After he had walked a long distance, he found a tree with some nuts on it, and he picked a lot of them and put them in his hat and started back to Sweetclover.
You may imagine his astonishment when he reached the spot where he had left her and discovered that she was not there.
But, all about on the sand, he saw foot-prints as of a great number of bare footed people.
"The savages have taken her," he muttered, and drawing his sword he ran off in the direction they had taken.
Through the woods he ran, and pretty soon he came to a clearing and there was Sweetclover surrounded by about a thousand savages shouting and dancing and waving spears above their heads. And Kernel Cob grasped his sword firmly in his hand and ran at them, and, so fiercely did he fight, that in a minute he had driven away about a hundred of them.
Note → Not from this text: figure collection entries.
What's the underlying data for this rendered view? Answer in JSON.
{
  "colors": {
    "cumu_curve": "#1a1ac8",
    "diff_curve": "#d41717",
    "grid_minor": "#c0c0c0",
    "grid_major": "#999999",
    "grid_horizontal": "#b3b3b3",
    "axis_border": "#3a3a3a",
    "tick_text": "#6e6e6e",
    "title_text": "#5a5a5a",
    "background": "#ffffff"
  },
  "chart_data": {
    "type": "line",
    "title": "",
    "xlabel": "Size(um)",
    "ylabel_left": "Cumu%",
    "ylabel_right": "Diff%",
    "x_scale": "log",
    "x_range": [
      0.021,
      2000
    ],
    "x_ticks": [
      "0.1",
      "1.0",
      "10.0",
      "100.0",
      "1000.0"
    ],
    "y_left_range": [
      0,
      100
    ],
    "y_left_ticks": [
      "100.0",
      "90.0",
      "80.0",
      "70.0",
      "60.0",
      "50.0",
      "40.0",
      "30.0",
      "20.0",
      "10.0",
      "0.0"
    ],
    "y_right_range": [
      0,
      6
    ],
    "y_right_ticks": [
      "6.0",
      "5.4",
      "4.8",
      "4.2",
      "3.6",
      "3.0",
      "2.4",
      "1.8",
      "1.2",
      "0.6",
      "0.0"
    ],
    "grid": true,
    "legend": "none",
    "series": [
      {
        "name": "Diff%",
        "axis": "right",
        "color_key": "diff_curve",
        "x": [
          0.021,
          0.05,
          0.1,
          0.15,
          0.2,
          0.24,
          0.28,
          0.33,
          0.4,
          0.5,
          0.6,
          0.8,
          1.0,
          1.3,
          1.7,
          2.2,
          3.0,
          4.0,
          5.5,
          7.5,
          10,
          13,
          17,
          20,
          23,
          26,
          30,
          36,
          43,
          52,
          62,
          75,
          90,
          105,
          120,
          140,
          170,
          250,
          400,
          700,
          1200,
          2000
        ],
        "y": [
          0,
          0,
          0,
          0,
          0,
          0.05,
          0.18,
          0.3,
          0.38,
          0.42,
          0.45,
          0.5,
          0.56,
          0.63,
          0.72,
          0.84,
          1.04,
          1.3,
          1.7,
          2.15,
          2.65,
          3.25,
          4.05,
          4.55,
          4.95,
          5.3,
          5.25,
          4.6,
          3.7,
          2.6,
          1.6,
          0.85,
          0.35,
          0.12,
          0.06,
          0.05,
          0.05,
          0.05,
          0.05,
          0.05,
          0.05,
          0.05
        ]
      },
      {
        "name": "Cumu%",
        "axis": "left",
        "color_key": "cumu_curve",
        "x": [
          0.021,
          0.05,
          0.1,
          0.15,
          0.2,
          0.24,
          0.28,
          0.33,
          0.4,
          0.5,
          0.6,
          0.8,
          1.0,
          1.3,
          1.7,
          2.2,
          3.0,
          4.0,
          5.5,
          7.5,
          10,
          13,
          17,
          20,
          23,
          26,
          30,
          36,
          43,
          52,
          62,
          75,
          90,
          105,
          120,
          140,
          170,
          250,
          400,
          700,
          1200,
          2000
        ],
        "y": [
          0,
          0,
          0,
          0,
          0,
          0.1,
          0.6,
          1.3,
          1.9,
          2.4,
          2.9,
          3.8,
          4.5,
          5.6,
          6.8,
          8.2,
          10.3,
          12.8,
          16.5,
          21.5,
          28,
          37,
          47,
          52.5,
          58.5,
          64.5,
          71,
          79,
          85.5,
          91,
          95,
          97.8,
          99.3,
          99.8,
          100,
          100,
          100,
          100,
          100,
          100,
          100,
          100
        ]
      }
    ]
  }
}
And he would have driven them all away, but his foot slipped and, before he could get up again, he was overpowered and bound hand and foot.
And they brought him before their chief who was a great giant.
And when it was night, the savages tied the two captives to trees and went to sleep about a great fire. And in the middle of the night when Kernel Cob was thinking of some way in which to make their escape, he heard something stirring in the grass at his feet.
"Who's that?" he whispered.
"Tommy Hare," was the reply, and he ran out from a stone behind which he had been hiding.